すると、次第に父の口からいろいろな話を聞けるようになりました。例えば、今だから言える笑い話、苦労話、失敗談、母への愚痴など、父の「本音」のような想いに触れるようになったのです。そして私自身、父のことを誤解していたことが分かったり、今だから分かる父の気持ちなどが自分に流れ込んでくるような感覚を覚えるようになりました。家族を想い守り抜いてきた姿や、サラリーマンとの二足の草鞋(わらじ)で家業を引き継いできた想いなどに触れたときは、涙が出そうになることもあります。
私もいまや一人の娘を持つの父です。今だから分かる父の気持ちに触れ、これからどのように人生を歩んでいくべきなのかを考えさせられます。父と盃を交わすことは、私とってお互いの「想いを酌み交わす」ことを意味するのです。

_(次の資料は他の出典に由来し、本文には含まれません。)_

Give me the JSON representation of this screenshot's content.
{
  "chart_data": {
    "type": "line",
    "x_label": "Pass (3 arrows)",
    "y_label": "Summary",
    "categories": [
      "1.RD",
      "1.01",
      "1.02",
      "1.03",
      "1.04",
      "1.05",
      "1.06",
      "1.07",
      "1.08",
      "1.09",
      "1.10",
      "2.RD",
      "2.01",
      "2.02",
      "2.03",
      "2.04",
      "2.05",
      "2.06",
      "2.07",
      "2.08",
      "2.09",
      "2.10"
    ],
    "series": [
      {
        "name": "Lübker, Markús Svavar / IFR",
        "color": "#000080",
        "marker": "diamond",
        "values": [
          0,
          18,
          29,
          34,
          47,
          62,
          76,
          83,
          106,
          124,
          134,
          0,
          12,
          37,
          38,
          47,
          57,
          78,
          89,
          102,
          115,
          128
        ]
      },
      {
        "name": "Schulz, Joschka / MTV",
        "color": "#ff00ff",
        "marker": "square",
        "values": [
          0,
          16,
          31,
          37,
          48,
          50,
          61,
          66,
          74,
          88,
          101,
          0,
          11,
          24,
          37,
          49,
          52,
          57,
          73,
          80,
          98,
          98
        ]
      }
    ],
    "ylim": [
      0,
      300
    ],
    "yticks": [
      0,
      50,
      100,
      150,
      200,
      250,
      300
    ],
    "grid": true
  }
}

しかし、最近では父もお酒を飲む量が随分と減りました。昔は、「この人は一体どれくらい飲むのだろうか」と呆れたこともありましたが、だんだん飲む量が同じになり、今日では私の飲む量のほうが多くなりました。そうすると「あとどれくらい父と一緒にお酒を酌み交わす幸せな時間を過ごすことができるのかな」と考えてしまい、寂しくもあります。